Suppose you want to color the vertices of a graph in a greedy fashion, given a predetermined order of these vertices. The goal is to avoid giving two adjacent (linked by an edge) vertices the same color.

I am wondering if these two algorithms are equivalent:

Algorithm 1: Consider each vertex (in the given order) and assign the smallest color available.

Algorithm 2: While not all vertices are colored, sequentially build color classes by trying to include uncolored, non-adjacent vertices (in the given order) in the current class.

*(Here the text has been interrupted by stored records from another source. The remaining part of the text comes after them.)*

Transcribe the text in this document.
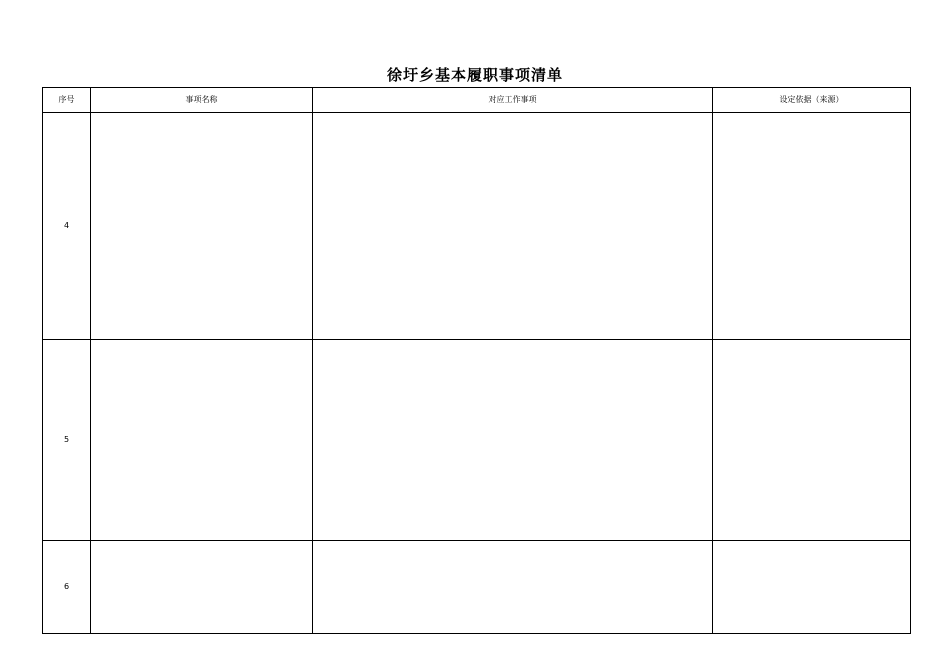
徐圩乡基本履职事项清单
序号	事项名称	对应工作事项	设定依据（来源）
4			
5			
6			
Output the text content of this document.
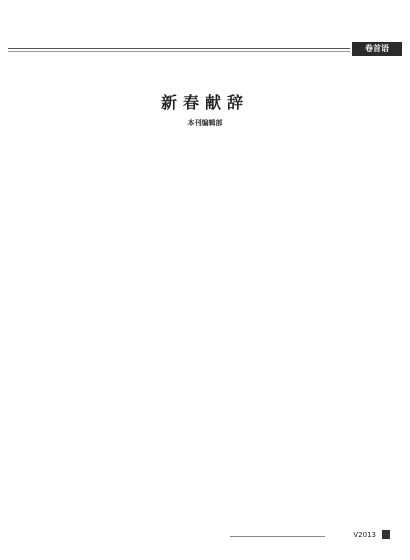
卷首语
新春献辞
本刊编辑部
V2013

I am almost sure that these two algorithms are equivalent. Indeed, consider Algorithm 2 on a graph with 5 vertices. Suppose the first color class has vertices 1, 3, 5. This means that vertices 2 and 4 cannot take color 1. So in Algorithm 1, vertex 1 would take color 1, vertex 2 would take color 2, vertex 3 would take color 1, vertex 4 would take color 2 or 3, and vertex 5 would take color 1. This simple example convinces me it is true, but of course it is not a proof. Can we transform it into a proof by making it more generic, or can we find a counter example?

Это было полезно?

Решение

I think you are correct, both algorithms are equivalent. Look which of the vertices of an arbitrary graph get the first (smallest) color C1 from both algorithms. It is easy to see that those are the same, because both algorithms do essentially the same - iterate over the vertices in the given order, assign either C1 or

  • a different color (algorithm 1)

  • no color (algorithm 2)

to a vertex, with the constraint to use C1 when the next vertice is not adjacent to a formerly C1-colored vertex.

Now you can apply the same argument for the next color C2, using all not C1-colored vertices, then C3 and so on, which leads you inductively to the same total coloring.